Depuis 2019, le Rassemblement national (RN) n’a pas dévié de la ligne suivie par le Front national de Jean-Marie Le Pen, puis de sa fille Marine. Il y a trois manières de considérer l’inaction lepéniste à Bruxelles et à Strasbourg. La première argue du « cordon sanitaire » imposé par le reste des groupes parlementaires et prive de responsabilités le groupe européen du RN (Identité et démocratie, ID). La deuxième : c’est un choix stratégique, consistant à refuser la participation à la mécanique décrite comme « européiste » et à ne pas être associé aux décisions de Bruxelles. La troisième est susurrée par certains collaborateurs du parti : un mélange de « flemme » et de « nullité ». La vérité est au croisement des trois, analysent les sources interrogées par Le Monde, fonctionnaires du Parlement européen, cadres des groupes majoritaires et membres passés et présents de la délégation RN.

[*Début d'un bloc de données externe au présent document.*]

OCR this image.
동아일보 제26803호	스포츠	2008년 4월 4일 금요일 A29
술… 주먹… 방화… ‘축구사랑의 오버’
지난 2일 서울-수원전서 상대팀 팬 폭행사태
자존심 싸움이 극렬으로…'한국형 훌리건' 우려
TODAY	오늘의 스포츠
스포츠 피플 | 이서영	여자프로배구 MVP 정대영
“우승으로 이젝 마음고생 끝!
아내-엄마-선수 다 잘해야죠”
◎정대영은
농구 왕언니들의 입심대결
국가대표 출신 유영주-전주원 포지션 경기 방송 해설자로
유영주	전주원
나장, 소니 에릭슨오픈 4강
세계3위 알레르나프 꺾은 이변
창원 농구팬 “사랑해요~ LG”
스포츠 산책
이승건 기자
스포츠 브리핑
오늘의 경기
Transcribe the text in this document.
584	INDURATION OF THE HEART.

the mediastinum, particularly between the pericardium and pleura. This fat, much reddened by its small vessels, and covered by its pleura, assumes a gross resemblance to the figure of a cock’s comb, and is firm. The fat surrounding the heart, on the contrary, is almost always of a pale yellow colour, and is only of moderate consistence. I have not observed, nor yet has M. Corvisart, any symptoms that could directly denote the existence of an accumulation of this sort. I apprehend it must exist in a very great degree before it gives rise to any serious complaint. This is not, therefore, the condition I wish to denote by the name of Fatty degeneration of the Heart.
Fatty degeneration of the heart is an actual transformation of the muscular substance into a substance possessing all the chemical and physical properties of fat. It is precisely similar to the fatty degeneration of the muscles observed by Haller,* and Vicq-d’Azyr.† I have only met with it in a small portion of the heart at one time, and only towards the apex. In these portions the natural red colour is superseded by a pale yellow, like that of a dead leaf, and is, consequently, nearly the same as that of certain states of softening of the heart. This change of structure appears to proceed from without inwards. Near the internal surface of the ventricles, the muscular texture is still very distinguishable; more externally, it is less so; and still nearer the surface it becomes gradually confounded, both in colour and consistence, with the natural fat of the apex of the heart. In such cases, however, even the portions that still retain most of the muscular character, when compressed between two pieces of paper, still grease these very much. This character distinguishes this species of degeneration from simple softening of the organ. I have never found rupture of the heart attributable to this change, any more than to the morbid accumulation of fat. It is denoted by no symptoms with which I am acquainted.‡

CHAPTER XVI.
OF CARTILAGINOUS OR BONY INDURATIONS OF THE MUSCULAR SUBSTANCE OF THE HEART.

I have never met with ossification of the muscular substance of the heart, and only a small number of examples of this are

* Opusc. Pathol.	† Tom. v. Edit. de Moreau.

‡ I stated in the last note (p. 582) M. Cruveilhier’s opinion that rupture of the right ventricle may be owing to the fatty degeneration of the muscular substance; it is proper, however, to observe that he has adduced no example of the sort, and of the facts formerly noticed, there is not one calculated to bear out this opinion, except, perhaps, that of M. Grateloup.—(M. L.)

« On a une fonction tribunicienne »
« Vous plaisantez ! ? » Philippe Olivier, conseiller spécial de Marine Le Pen et député européen en passe d’être reconduit, n’adhère pas à la thèse de l’inaction volontaire. « Nous sommes interdits de tout, on n’a pas droit à un rapport, à une commission, et les rares fois où l’on nous fait participer, on nous dit que l’on nous tolère. On ne peut pas organiser tout le système pour qu’on ne participe pas et ensuite nous le reprocher », plaide le beau-frère de Marine Le Pen, qui se considère comme « dissident ». Avant de reconnaître une part de stratégie. « Nous, on fait de la politique, on ne rentre pas dans leur jeu. Ces mecs qui font les importants, ce ne sont que des ombres. Quoi qu’ils fassent, c’est la Commission qui décide. »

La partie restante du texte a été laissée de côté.